13. The method of claim 10, wherein the TTP levels are determined by measuring TTP protein levels.

14. The method of claim 10, wherein the subject receives an anti-cancer therapy prior to the first time point.

15. The method of claim 10, wherein said the subject receives an anti-cancer therapy after the first time point.

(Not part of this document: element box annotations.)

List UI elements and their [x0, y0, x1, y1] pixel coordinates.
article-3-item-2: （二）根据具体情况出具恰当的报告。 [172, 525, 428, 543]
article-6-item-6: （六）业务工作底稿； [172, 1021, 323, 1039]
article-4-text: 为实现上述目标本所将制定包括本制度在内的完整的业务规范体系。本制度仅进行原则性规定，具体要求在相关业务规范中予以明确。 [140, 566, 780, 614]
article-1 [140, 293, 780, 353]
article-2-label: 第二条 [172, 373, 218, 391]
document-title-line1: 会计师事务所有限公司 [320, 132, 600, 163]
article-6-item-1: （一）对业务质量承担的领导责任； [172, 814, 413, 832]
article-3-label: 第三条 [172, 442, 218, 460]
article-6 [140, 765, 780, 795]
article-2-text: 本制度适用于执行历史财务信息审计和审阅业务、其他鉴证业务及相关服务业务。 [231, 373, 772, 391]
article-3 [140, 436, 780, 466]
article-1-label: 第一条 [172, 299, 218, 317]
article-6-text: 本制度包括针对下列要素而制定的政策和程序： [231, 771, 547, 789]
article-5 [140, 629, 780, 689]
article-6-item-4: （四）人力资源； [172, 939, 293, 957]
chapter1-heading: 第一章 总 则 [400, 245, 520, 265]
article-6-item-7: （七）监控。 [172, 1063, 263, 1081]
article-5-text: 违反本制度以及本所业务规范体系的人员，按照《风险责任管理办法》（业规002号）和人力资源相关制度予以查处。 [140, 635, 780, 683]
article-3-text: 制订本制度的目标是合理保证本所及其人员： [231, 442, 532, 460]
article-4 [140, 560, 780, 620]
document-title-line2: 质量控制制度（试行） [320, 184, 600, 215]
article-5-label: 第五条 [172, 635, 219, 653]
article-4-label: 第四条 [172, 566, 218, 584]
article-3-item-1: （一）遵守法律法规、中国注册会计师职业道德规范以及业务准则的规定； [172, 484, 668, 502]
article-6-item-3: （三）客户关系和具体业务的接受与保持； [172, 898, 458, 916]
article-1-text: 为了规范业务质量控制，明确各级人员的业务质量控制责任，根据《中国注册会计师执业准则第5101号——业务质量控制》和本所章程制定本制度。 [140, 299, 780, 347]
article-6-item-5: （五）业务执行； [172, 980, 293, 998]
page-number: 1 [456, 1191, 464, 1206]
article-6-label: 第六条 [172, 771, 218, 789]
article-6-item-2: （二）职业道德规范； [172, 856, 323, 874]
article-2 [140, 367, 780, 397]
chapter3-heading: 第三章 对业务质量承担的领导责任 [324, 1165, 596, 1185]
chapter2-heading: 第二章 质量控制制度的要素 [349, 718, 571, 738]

16. The method of claim 10, wherein determining levels of tristetraprolin (TTP) in a cancerous sample in the subject at a first time and second time point comprises administering at least one histone deacetyltransferase (HDAC) inhibitor at a time point after said first time point and before said second time point, wherein increased levels of TTP over time indicates that the cancer in the subject may be regressing, and wherein decreased levels of TTP over time indicates that the cancer in the subject may be progressing.

17. The method of claim 11, wherein the HDAC inhibitor is a compound selected from the group consisting of trichostatin A (TSA) and suberoylanilide hydroxamic acid (SAHA).

18. A kit for assessing levels of tristetraprolin (TTP) in a sample, the kit comprising an a binding entity selected from the group consisting of antibody directed towards an epitope of TTP, an antibody fragment directed towards an epitope of TTP and a polynucleotide that is complementary to a portion of an mRNA transcript that codes for TTP protein.

19. The kit of claim 18, wherein the binding entity is an intact antibody.

20. The kit of claim 18, wherein the binding entity is a polynucleotide that is complementary to a portion of an mRNA transcript that codes for TTP protein.